Oito escolas do grupo de acesso se apresentaram nos dias 28/01 e 04/02, encerrando assim a temporada de ensaios técnicos da divisão.

Fabricio Pires e Giovanna Justo no ensaio de Niterói I foto: Malu Alves

Dia 28/01

O terceiro dia de ensaios da Série Ouro foi de uma disparidade brutal.

Enquanto União de Jacarepaguá e Vigário Geral fizeram ensaios mornos e enxutos, Unidos de Padre Miguel e Porto da Pedra botaram a Sapucaí abaixo.

A arroz com couve de Campinho, se tem uma bateria competente e um grande enredo – é realmente uma felicidade muito grande ver sendo cantados Manoel Congo e Mariana Crioula, heróis da resistência negra no Rio -, carece de uma comunidade mais engajada e “cancha” – afinal retorna à Sapucaí depois de bons 9 anos afastada. Já Vigário Geral luta para se firmar no grupo em sua terceira passagem consecutiva na Série Ouro. Com um samba frágil, um enredo genérico sobre a infância e uma comunidade ainda muito fria e reduzida, a escola precisa trabalhar se quer dar um salto de qualidade.
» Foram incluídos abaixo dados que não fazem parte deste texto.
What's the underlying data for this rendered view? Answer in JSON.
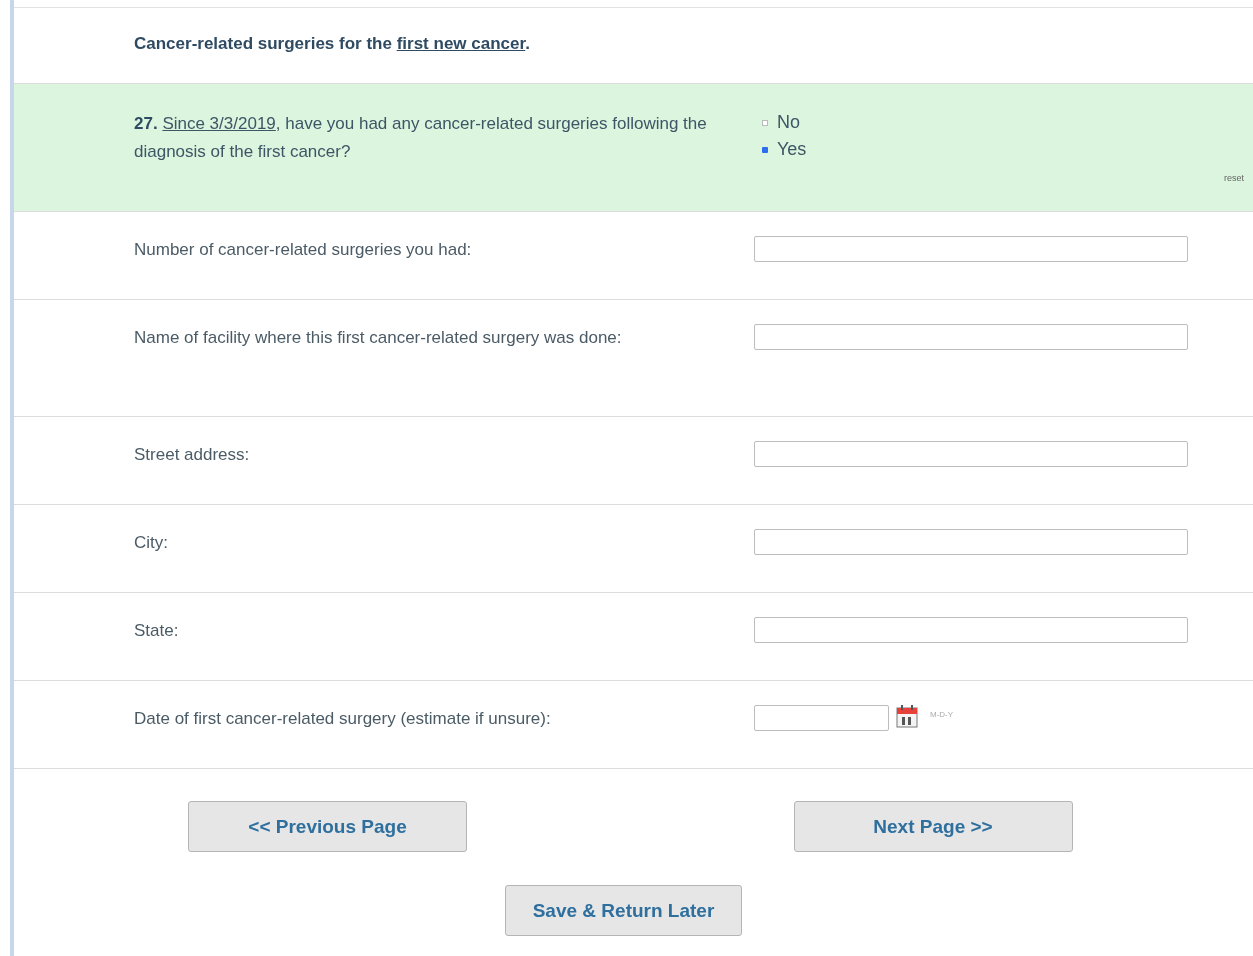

Daí que a UPM começou a se organizar. Mestre Dinho deu uma andada pela armação, Bruno Ribas fez aquele reconhecimento de gramado ao lado do carro de som, a comissão de frente começou a se aquecer. Quando a bateria furiosa começou a entrar pista adentro o público foi ao delírio. Como se não bastasse, a escola ainda me chega com o tripé dum boi que soltava papel picado pelas ventas – e que segundo amigo que acompanhava o ensaio comigo poderia ser tranquilamente uma alegoria nota 10 na Intendente – e alça a rainha de bateria às alturas em uma traquitana.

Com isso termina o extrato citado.